I’ve always thought it bothersome that I can’t continue to use my Nextel phone if I were to switch carriers. Well – in theory I’ve though this. Because my phone was destroyed years ago, and replaced with a second-hand phone from one of my friends, which is now on its last legs, too. I don’t buy new phones every six months, because frankly, I have better things to do with $300. But I’d like to see, of course, a more competitive market where phones and features are compatible (e.g., if my Nextel direct-connect was compatible with Verizon’s or Cingular’s push-to-talk, etc.) Spectrum stands in the way, though. But the FCC has a not-so-novel “solution” to “open” new spectrum:
The FCC is requiring the winner of about one-third of the spectrum being sold to let consumers buy any cellphone or other wireless device and use it on the broadband network that is eventually built. Cellular companies now sell phones and service as a package, limiting the types of devices customers can use.
But the FCC is basically responsible for establishing and maintaining the quagmire of overlapping and incompatible networks to which we’ve grown attached. One reason why it remains profitable for a company to limit access on its portion of the spectrum to certain devices is because of the licensure requirements, which grant a sort of monopoly privilege to the existing carriers.

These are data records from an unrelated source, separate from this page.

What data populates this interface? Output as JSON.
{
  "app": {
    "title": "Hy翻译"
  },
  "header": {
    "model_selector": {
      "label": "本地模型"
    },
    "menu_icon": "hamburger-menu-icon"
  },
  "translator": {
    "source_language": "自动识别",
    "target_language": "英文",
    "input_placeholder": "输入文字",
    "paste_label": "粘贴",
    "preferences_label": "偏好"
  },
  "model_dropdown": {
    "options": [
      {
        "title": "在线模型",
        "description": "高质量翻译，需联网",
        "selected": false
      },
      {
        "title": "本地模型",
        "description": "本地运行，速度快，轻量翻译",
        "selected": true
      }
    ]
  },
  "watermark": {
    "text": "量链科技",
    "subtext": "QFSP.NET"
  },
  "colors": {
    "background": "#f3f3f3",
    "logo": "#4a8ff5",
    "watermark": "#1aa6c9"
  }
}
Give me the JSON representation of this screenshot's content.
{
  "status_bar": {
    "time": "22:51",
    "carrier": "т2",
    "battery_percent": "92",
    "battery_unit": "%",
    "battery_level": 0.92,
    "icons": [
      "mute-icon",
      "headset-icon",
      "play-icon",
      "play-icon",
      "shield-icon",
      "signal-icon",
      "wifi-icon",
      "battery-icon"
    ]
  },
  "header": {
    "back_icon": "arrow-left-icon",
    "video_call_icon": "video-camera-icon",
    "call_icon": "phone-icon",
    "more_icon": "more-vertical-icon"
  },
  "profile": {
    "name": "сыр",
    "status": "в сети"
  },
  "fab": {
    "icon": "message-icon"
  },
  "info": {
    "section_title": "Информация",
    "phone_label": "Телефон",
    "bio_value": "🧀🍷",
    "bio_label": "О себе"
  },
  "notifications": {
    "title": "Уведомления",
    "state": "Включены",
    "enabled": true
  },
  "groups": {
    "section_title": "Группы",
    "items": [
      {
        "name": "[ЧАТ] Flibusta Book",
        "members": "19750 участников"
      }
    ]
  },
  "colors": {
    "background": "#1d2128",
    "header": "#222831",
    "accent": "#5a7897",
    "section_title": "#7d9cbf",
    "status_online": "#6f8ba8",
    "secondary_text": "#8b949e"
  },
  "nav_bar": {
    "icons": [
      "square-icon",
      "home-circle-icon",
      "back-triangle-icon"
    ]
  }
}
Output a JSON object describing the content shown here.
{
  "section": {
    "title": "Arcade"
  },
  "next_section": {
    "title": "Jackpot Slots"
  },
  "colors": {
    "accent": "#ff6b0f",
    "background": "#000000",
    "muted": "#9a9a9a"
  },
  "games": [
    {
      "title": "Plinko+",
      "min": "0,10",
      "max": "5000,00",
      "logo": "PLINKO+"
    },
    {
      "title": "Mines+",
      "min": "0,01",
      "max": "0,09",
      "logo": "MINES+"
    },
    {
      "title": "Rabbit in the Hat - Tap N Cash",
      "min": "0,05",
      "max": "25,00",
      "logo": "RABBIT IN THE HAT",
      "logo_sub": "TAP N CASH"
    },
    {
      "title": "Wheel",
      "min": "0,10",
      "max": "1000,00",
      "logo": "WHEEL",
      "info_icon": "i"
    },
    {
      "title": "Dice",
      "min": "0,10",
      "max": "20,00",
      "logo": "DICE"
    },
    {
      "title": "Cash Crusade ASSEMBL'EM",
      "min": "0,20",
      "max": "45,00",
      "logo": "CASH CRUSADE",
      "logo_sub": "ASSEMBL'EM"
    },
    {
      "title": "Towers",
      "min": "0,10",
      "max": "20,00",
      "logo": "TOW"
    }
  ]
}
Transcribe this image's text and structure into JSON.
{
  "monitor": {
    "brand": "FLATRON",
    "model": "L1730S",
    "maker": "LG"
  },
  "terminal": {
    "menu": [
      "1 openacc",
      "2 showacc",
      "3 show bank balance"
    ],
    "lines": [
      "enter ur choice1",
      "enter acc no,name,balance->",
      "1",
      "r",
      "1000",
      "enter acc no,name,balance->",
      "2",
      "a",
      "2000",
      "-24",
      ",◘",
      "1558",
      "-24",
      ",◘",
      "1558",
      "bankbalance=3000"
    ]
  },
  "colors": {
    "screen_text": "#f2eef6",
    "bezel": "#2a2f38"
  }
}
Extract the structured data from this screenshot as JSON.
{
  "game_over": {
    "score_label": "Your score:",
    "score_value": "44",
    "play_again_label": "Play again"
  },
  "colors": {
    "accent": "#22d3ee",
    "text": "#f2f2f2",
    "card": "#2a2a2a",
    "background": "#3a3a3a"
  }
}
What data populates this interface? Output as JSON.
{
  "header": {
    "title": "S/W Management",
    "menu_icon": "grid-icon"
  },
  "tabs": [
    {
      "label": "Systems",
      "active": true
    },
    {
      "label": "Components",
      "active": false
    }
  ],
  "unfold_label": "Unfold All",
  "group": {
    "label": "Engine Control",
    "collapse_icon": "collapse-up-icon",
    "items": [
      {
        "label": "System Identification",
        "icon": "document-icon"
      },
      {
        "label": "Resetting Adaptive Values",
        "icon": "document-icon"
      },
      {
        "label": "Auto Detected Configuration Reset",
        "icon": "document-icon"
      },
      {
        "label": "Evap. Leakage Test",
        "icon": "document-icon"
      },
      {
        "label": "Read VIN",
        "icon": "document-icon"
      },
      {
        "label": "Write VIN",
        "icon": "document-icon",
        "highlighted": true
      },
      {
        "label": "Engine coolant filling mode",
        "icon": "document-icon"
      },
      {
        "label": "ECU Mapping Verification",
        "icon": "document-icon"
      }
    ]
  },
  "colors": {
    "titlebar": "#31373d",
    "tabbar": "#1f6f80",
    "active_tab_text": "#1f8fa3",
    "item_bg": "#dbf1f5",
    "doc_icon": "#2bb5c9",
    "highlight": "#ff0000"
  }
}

Here is the non-bureaucratic solution. Drop the presumption that the government owns spectrum as a public good. It’s certainly excludable. With that out of the way, all that’s left is to just open the spectrum and let nature take its course. I don’t know whether an open spectrum would permit me to use my Nextel phone even if I switch carriers to Verizon – but I know that its more likely to happen with an open spectrum than one where the FCC and incumbent licensees act as gatekeepers.